A República - Cap. 1: Capítulo 1 Pág. 32 / 290

— A justiça é um vicio? — Não, mas uma muito nobre simplicidade de carácter,

— Então a injustiça é perversidade de carácter?

— Não, é prudência.

— Será, Trasímaco, que os injustos te parecem sábios e bons?

— Sim — respondeu —, os que são capazes de cometer a injustiça com perfeição e de submeter cidades e povos. Pensas, talvez, que me refiro aos ratoneiros hábeis? Tais práticas são, sem dúvida, rendosas, enquanto não são descobertos; mas não merecem menção ao lado das que acabo de indicar.

— Concebo perfeitamente a tua ideia, mas o que me espanta é que ordenes a injustiça com a virtude e a sabedoria e a justiça com os seus contrários.

— Não obstante, é precisamente assim que os ordeno.

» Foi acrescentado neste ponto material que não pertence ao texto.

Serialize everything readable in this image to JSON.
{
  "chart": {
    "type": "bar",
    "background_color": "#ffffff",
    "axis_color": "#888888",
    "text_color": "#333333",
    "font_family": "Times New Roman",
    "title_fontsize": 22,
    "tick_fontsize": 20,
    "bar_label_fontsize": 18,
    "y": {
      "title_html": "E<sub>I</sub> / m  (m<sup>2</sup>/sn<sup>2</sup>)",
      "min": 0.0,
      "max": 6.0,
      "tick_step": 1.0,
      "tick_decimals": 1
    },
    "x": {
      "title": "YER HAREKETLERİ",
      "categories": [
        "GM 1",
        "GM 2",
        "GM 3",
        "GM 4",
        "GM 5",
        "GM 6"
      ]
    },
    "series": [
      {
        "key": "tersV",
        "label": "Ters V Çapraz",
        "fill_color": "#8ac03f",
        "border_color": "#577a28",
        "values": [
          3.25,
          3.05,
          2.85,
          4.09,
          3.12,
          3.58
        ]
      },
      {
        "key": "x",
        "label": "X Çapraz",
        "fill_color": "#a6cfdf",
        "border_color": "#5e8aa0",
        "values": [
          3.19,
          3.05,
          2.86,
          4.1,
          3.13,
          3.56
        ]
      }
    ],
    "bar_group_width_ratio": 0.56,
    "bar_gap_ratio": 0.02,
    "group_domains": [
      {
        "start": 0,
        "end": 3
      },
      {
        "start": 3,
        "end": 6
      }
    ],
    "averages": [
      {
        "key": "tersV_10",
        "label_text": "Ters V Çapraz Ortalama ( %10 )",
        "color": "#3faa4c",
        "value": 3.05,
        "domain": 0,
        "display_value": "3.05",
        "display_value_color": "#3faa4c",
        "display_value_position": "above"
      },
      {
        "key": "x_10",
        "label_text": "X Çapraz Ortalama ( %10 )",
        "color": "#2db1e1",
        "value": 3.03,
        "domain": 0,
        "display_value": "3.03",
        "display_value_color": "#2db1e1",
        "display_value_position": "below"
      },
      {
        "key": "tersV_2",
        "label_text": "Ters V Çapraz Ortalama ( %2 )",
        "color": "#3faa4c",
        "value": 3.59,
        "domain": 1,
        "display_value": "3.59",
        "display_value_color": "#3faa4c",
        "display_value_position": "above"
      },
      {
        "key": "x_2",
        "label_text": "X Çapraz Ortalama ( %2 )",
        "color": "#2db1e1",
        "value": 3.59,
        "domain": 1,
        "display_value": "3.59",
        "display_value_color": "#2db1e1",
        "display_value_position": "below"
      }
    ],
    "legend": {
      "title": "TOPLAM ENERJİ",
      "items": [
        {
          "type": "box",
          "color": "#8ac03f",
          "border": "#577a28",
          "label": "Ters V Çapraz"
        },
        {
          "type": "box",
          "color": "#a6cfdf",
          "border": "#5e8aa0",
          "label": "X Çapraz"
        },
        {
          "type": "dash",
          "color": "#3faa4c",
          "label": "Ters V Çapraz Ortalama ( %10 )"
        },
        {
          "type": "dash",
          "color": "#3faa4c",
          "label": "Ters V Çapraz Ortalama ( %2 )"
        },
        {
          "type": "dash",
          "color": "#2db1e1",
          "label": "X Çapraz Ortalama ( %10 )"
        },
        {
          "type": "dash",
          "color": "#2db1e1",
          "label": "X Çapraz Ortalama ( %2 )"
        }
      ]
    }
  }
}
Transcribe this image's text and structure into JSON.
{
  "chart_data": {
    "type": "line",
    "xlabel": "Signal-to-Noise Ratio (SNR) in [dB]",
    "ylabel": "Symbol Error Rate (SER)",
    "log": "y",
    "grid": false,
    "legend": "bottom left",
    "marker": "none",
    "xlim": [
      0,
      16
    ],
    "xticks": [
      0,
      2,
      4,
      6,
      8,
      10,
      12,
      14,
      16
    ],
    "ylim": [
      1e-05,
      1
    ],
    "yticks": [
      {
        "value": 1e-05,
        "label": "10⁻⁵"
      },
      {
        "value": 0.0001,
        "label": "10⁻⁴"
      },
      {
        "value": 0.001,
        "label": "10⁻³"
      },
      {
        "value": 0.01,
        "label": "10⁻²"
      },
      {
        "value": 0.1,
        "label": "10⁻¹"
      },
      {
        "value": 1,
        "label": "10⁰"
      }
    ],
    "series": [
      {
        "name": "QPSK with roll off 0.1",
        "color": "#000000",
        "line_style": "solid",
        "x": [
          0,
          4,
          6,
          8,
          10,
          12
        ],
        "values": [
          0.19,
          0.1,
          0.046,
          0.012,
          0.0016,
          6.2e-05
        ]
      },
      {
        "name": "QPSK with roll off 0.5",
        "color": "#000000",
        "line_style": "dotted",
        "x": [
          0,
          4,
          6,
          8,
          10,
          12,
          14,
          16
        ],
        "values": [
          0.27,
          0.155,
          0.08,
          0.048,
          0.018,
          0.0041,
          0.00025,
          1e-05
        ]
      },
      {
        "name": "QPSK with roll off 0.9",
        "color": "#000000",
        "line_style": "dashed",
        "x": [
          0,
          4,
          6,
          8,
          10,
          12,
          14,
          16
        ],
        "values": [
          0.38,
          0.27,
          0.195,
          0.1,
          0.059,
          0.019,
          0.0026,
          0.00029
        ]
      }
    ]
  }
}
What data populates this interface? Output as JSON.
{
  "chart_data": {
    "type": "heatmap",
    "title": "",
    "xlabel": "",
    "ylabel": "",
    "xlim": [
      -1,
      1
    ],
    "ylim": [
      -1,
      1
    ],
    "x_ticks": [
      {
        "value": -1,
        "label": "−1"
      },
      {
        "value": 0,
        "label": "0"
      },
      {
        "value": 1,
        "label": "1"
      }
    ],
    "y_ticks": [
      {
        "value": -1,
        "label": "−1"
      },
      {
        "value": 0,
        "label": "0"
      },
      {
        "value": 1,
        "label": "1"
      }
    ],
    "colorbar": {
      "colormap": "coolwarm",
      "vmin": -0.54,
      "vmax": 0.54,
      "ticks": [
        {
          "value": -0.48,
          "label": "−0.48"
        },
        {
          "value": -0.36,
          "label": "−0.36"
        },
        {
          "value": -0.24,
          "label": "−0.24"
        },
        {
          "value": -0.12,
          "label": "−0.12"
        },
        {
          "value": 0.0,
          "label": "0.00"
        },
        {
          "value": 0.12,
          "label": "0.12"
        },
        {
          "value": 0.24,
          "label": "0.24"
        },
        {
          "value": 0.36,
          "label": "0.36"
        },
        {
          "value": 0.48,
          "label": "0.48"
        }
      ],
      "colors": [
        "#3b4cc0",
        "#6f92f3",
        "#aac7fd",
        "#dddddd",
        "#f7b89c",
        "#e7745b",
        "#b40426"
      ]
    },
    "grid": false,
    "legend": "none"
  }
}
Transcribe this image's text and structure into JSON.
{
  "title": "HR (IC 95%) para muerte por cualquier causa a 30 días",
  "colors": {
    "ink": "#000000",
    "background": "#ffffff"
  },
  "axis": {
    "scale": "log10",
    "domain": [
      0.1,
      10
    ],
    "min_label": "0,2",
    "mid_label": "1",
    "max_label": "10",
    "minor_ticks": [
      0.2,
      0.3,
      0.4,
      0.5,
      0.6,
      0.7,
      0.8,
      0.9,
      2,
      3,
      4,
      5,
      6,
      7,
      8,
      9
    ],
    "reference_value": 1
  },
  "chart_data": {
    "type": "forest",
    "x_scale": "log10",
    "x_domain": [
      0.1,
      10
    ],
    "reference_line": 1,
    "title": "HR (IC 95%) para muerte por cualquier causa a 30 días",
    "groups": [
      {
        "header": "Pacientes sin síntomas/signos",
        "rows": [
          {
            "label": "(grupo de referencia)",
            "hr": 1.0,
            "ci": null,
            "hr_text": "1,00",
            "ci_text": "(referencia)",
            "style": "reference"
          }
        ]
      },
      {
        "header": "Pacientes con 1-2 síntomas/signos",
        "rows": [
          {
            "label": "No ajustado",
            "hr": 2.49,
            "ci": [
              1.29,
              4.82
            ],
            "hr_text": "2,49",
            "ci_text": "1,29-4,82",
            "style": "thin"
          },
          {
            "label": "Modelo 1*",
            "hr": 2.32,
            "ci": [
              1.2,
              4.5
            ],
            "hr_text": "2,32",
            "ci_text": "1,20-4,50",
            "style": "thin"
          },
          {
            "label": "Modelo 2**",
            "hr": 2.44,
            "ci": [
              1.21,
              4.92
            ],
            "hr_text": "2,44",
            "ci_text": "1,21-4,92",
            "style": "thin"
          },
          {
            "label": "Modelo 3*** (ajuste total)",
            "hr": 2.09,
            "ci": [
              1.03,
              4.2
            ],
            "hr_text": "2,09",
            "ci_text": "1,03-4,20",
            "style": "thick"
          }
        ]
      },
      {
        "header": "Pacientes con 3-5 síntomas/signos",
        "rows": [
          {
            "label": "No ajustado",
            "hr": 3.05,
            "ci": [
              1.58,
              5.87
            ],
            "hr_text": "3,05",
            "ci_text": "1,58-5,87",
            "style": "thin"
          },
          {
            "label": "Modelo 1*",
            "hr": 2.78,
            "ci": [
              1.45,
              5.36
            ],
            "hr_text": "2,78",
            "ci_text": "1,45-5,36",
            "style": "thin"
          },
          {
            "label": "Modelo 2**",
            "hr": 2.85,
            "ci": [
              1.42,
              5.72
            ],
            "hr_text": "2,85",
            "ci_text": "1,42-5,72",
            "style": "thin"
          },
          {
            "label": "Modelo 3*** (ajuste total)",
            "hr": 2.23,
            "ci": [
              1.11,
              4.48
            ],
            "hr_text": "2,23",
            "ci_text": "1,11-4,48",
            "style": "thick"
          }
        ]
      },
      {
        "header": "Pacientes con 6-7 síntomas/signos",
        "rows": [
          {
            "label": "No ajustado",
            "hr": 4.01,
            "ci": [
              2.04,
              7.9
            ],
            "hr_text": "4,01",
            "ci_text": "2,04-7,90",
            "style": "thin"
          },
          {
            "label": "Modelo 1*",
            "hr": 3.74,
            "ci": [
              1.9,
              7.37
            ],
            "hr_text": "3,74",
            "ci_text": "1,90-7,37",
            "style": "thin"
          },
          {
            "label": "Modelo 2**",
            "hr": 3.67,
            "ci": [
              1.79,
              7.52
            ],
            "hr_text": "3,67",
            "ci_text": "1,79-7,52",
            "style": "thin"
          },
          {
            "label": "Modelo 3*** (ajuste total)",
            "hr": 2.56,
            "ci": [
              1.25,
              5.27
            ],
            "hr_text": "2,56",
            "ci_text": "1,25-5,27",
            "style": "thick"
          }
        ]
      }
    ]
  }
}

— Isto agrava-se, camarada — retorqui —, e não é fácil saber o que se pode dizer. Se, com efeito, admitisses que a injustiça dá proveito, concordando ao mesmo tempo, como alguns, que é vicio e coisa vergonhosa, poderíamos responder-te invocando as noções correntes sobre o assunto; mas, evidentemente, dirás que é bela e forte e conceder-lhe-ás todos os atributos que nós concedemos à justiça, visto que ousaste ordená-la com a virtude e a sabedoria.

— Adivinhas muito bem — disse ele. — Contudo, não devo recusar-me a prosseguir este exame enquanto puder acreditar que falas a sério. É que me parece, realmente, Trasímaco, que não é zombaria da tua parte e que exprimes a tua verdadeira opinião.